Some notes on memory bandwidth of the Apple Silicon machines (which is already extremely high) vs the new Ryzen / Intel CPUs that were released a few days / weeks ago:
Ran a simple benchmark on a new Ryzen 7950x desktop build (64GB RAM) here in the lab (the build will be returned to the supplier) vs my M1 Max laptop (64GB RAM).
Task: Take about 10000 parquet files (10.6GB total) and append them into 1 dataframe (> 400 million observations) in memory.
Hypothesis: The Ryzen 7950x should be way faster - at first thought - because it has 16 cores (versus 8 M1 Max performance cores) that are also clocked way higher.
Result: They are equally as fast because the Ryzen CPU is bottlenecked by memory bandwidth (very fast cores but just 2 memory channels on the CPU).
The files:
The task is most efficiently done in parallel using all cores available, used both polars (Rust ) and pandas-modin (C++) to do this as fast as possible.
When using all 8 performance cores on my M1 Max, memory bandwidth to CPU is at about 120 GB/s (theoretical max is 200Gb/s).
Yet the Ryzen 7950x can do 81 GB/s memory bandwidth at most as the memory runs at 5200MT/s (* 8 bytes * 2 memory channels)/1024 = 81.25 GB/s (you can stretch this to about 100 GB/s if you heavily overclock). Thus despite the 7950x's 16 faster cores it's as fast as my M1 Max with 10 cores in this task because about 6 Ryzen cores are enough to reach that 81GB/s of bandwidth. The other 10 cores are starved from input and just idling.
This is not new; others have ran similar tasks with similar results. E.g.
https://tlkh.dev/benchmarking-the-apple-m1-max who finds that
"... adding more cores on the 5600X does not help (2 cores are enough to maximize memory bandwidth), while 10 cores on the M1 Max is the optimal configuration".
The M1 Ultra has 20 cores and 400GB/s of memory bandwidth and thus runs way faster than the Ryzen 7950X as none of its 20 cores are starved.
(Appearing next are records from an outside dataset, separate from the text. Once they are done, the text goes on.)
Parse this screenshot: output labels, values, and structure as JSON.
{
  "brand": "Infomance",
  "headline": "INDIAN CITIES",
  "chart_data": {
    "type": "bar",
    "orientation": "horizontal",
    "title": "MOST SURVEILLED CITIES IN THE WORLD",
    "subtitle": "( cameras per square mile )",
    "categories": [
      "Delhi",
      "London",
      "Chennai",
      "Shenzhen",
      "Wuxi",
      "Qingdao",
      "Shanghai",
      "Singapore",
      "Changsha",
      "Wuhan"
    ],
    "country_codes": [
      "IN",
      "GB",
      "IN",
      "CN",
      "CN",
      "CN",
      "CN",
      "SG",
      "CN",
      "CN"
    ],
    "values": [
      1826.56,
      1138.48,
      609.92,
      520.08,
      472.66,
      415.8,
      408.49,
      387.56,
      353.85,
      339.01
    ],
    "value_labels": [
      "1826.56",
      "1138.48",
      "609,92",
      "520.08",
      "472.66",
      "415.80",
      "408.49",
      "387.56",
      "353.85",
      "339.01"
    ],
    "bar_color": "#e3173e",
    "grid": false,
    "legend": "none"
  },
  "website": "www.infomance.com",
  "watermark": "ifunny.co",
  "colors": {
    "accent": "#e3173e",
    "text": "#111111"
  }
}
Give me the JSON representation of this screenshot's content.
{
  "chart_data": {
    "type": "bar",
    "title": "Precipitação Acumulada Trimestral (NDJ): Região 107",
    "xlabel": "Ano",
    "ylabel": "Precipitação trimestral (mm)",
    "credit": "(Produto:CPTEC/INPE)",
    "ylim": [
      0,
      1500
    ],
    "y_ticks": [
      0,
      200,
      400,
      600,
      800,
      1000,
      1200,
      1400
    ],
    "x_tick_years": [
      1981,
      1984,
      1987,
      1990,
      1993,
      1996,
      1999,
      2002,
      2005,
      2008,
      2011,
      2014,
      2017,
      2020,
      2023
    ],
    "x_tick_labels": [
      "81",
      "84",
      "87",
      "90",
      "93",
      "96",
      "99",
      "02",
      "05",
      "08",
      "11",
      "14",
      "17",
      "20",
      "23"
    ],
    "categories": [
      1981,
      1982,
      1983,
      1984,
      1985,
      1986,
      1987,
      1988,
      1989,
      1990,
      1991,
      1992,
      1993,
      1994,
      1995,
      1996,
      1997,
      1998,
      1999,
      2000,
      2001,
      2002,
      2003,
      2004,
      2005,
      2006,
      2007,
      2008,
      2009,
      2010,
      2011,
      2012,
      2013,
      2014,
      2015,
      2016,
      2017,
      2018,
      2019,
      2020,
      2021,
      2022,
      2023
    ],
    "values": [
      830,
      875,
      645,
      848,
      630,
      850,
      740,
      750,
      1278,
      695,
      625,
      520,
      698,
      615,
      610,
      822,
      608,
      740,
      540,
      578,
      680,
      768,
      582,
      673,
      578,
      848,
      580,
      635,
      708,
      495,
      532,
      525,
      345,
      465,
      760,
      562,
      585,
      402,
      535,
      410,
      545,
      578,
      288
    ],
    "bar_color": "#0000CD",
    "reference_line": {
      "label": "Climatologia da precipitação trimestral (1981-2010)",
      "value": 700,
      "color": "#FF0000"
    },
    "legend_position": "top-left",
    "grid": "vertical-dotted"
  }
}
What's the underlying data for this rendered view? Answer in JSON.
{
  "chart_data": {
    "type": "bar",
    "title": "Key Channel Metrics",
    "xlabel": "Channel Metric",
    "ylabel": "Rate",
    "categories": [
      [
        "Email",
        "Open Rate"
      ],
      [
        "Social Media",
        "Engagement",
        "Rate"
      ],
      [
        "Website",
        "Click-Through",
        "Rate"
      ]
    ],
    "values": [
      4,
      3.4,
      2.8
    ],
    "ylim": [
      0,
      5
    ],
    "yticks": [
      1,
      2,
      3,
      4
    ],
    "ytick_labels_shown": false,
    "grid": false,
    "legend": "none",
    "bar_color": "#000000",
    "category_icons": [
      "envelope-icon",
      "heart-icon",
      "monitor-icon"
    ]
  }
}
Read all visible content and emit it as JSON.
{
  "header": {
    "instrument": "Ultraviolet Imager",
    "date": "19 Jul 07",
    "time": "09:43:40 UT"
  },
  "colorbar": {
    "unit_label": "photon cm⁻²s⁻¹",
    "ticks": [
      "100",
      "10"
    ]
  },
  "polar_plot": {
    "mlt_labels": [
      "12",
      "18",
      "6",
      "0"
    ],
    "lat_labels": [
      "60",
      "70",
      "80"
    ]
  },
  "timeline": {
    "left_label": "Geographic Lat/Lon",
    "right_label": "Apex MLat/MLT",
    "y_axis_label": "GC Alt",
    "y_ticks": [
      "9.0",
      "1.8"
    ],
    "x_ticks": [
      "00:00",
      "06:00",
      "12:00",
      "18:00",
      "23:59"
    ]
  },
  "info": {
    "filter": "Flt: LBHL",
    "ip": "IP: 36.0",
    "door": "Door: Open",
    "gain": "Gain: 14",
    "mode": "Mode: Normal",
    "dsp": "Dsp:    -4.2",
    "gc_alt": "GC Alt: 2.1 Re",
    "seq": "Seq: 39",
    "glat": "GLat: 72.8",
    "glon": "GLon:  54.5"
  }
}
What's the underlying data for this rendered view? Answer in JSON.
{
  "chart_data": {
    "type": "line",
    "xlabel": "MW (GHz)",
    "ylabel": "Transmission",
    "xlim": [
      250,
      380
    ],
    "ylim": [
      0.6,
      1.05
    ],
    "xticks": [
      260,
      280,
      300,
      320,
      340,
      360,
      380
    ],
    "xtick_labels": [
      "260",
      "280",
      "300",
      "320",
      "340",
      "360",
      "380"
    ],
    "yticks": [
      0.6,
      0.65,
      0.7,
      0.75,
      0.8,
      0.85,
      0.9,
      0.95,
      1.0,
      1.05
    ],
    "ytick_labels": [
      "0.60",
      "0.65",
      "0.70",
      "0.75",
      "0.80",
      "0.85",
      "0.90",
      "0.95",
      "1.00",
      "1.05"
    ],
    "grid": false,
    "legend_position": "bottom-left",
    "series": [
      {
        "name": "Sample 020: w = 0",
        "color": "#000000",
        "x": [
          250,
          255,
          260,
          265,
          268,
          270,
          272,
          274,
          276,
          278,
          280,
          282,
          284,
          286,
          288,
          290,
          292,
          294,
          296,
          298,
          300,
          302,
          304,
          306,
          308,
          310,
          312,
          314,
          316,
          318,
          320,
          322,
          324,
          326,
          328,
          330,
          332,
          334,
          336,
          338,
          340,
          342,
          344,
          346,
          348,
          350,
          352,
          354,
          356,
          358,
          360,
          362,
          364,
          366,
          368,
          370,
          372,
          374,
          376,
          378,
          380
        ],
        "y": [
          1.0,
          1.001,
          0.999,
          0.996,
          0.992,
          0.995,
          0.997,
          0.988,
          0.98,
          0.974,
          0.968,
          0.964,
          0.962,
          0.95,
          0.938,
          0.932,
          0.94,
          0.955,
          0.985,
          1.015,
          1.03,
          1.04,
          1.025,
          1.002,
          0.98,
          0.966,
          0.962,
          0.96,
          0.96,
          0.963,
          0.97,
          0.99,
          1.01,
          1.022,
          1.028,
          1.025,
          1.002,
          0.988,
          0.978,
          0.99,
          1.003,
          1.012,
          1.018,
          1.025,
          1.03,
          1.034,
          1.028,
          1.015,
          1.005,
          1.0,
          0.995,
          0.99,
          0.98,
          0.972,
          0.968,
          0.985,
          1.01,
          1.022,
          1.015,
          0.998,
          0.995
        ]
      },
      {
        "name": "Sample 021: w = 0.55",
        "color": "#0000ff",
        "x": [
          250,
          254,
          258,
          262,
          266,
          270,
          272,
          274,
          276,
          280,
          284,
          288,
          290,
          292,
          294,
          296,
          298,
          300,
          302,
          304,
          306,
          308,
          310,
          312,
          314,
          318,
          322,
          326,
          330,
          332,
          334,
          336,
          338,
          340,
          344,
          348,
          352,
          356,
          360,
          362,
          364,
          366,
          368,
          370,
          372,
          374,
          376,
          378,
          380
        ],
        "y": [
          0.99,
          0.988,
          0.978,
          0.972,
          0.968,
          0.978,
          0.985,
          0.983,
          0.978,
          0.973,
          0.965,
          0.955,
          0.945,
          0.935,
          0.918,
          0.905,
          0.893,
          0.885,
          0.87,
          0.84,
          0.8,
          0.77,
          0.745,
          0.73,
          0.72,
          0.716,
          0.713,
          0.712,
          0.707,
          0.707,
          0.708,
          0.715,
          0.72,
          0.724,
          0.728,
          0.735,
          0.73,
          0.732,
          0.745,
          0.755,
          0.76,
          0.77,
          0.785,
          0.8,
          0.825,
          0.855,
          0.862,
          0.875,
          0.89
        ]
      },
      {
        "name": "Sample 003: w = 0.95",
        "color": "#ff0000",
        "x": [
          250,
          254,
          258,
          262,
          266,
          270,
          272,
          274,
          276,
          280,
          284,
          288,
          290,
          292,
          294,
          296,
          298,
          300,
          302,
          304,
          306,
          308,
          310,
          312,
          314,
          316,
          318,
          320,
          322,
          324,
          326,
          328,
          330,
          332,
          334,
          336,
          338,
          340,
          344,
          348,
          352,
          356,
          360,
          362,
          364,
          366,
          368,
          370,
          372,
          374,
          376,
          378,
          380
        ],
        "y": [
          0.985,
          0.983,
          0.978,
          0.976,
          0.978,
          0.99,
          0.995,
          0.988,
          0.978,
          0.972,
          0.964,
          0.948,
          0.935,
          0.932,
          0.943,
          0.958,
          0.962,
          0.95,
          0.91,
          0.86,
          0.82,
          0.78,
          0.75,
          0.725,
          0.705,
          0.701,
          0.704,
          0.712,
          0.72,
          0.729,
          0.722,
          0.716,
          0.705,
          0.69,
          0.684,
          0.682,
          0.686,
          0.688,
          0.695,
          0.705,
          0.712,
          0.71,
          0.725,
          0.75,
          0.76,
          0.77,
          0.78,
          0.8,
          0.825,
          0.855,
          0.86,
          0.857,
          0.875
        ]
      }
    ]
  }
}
This is even more so when the Ryzen 7950X is decked out with 128GB of DDR5 RAM instead (4 DIMM slots) and therefore runs at a slower 3600 MT/s instead which is a meager 56.25 GB/s memory bandwidth. 5 Ryzen cores can fully consume that; the other 11 cores will just idle.
This is also iterated at
http://hrtapps.com/blogs/20220427/ which similarly highlights the importance of memory bandwidth (in computational fluid dynamics in this case) and finds that:
"M1 Ultra has an extremely high 800 GB/sec memory bandwidth.... which leads to a level of CPU performance scaling that I don’t even see on supercomputers, and is the result of a SoC (system on a chip) design"
The new Intel Raptor Lake CPUs also only have 2 memory channels and top out at about 120GB/s max memory bandwidth (heavily overclockded) as well so there won't be a difference here.
So just a heads up: the new Ryzen/Intel CPUs are good for gaming and workflows which are not so much memory dependent, but if you're doing data analysis or other scientific HPC work of some sort that is CPU-and-memory bound (thus not GPU machine learning) you'll very quickly run into memory bandwidth limits. Then you better stick to Apple's M1 / M2 chips or the AMD / Intel CPUs with more than 2 memory channels and thus more memory bandwidth (which are also way more expensive, e.g. the AMD ThreadRipper Pro 5965WX with 26 cores and 8 memory channels at 200GB/s memory bandwidth max for which you have to pay $2400 just for the chip itself and $1000 for a compatible motherboard).